A. Par décision du 14 septembre 2015, la Juge de paix du district de Nyon a dit que la demande déposée le 23 mai 2014 par J.________ contre B.________ est recevable (I) et que les frais judiciaires suivent le sort de la cause au fond (II).

En droit, le premier juge a considéré que dès lors que l’autorisation de procéder produite à l’appui de la demande du 20 mars 2014 ne permettait pas au bailleur d’agir devant le Juge de paix dans la mesure où la Commission de conciliation en matière de baux à loyer avait omis d’y faire figurer la requête de conciliation relative à la procédure d’expulsion, ce serait faire preuve de formalisme excessif de faire application de l’art. 65 CPC (Code de procédure civile du 19 décembre 2008 ; RS 272) et de déclarer irrecevable la nouvelle demande du 23 mai 2014 introduite par le demandeur dans le but de rectifier la situation procédurale par le dépôt de l’autorisation de procéder idoine.

B. Par acte du 16 octobre 2015, B.________ a fait appel de la décision précitée, en concluant, avec suite de frais et dépens, principalement à sa réforme en ce sens que la demande d’expulsion déposée par J.________ le 23 mai 2014 soit déclarée irrecevable et subsidiairement au renvoi de la cause à la justice de paix du district de Nyon pour nouvelle décision dans le sens des considérants, toute autre ou contraire conclusion étant rejetée.

Par réponse du 7 mars 2016, J.________ a conclu au rejet de l’appel.

C. La Cour d'appel civile retient les faits pertinents suivants, sur la base de la décision complétée par les pièces du dossier :

Le 29 septembre 2011, B.________ a conclu avec J.________ un contrat de bail d’une durée de 10 ans portant sur la location de locaux commerciaux, à savoir une halle industrielle d’environ 625 m2, sis [...], à [...].

Le contrat de bail a pris effet au 1er janvier 2012 et pourra se terminer au plus tôt le 31 décembre 2021. Il est prévu qu’il soit ensuite tacitement reconduit aux mêmes conditions pour cinq ans, sauf résiliation de l’une ou l’autre partie intervenue une année à l’avance pour la prochaine échéance et ainsi de suite de cinq ans en cinq ans.

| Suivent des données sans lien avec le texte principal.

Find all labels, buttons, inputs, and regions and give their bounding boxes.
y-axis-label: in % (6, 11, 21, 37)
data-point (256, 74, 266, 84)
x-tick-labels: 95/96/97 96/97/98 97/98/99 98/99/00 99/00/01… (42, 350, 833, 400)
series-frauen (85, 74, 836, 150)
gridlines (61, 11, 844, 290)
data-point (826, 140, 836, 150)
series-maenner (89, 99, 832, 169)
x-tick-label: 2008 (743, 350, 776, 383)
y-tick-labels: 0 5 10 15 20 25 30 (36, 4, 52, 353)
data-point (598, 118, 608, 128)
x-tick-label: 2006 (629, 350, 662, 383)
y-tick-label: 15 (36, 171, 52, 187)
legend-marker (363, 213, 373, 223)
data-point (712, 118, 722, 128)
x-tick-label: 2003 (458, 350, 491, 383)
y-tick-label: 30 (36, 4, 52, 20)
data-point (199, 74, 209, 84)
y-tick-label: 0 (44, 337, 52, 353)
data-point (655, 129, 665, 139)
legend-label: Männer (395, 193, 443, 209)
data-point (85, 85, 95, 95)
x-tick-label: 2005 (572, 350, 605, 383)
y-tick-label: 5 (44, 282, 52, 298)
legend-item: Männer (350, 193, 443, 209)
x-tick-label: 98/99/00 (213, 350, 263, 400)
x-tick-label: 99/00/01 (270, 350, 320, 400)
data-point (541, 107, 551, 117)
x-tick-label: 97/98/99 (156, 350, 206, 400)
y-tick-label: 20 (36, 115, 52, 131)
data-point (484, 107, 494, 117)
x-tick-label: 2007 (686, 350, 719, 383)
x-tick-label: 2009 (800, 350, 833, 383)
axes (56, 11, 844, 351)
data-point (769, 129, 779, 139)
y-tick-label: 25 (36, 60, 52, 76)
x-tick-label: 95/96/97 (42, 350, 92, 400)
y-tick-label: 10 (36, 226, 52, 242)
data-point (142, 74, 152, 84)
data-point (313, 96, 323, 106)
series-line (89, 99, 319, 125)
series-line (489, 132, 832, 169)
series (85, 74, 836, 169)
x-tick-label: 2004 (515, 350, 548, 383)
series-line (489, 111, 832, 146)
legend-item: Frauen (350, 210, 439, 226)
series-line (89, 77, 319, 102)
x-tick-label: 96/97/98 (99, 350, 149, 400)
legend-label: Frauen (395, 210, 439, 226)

Le loyer annuel (charges non comprises) payé par B.________ s’élève à 9'000 fr. par mois, soit 27'000 fr. par trimestre ou 108'000 fr. par année.

Le 27 août 2013, le bailleur a adressé à la locataire un courrier lui donnant un délai de 20 jours pour supprimer une « installation litigieuse et soumise à des autorisations administratives », à défaut de quoi le bail serait résilié en vertu de l’art. 257f al. 4 CO (Code des obligations du 30 mars 1911 ; RS 220).

Par courrier recommandé du 25 novembre 2013, la locataire a avisé le bailleur de défauts constatés sur l’installation de chauffage. Se fondant sur l’art. 259g CO, la locataire lui a signifié qu’à défaut de réparation du chauffage dans les cinq prochains jours, le loyer serait consigné, les autres dommages étant réservés.

Par courrier recommandé du 27 novembre 2013, le bailleur a résilié le contrat de bail en application de l’art. 266g CO avec effet au 30 juin 2014. Il soutenait en particulier que la locataire avait porté « atteinte à l’intégrité du bâtiment de chauffage ».

Le bailleur a adressé à la locataire une nouvelle formule officielle en date du 3 décembre 2013, après avoir constaté que celle envoyée le 27 novembre 2013 comportait une faute de frappe.

Le 20 décembre 2013, la locataire a informé le bailleur qu’elle considérait la résiliation du contrat de bail du 3 décembre 2013 comme nulle, à défaut de justes motifs valables.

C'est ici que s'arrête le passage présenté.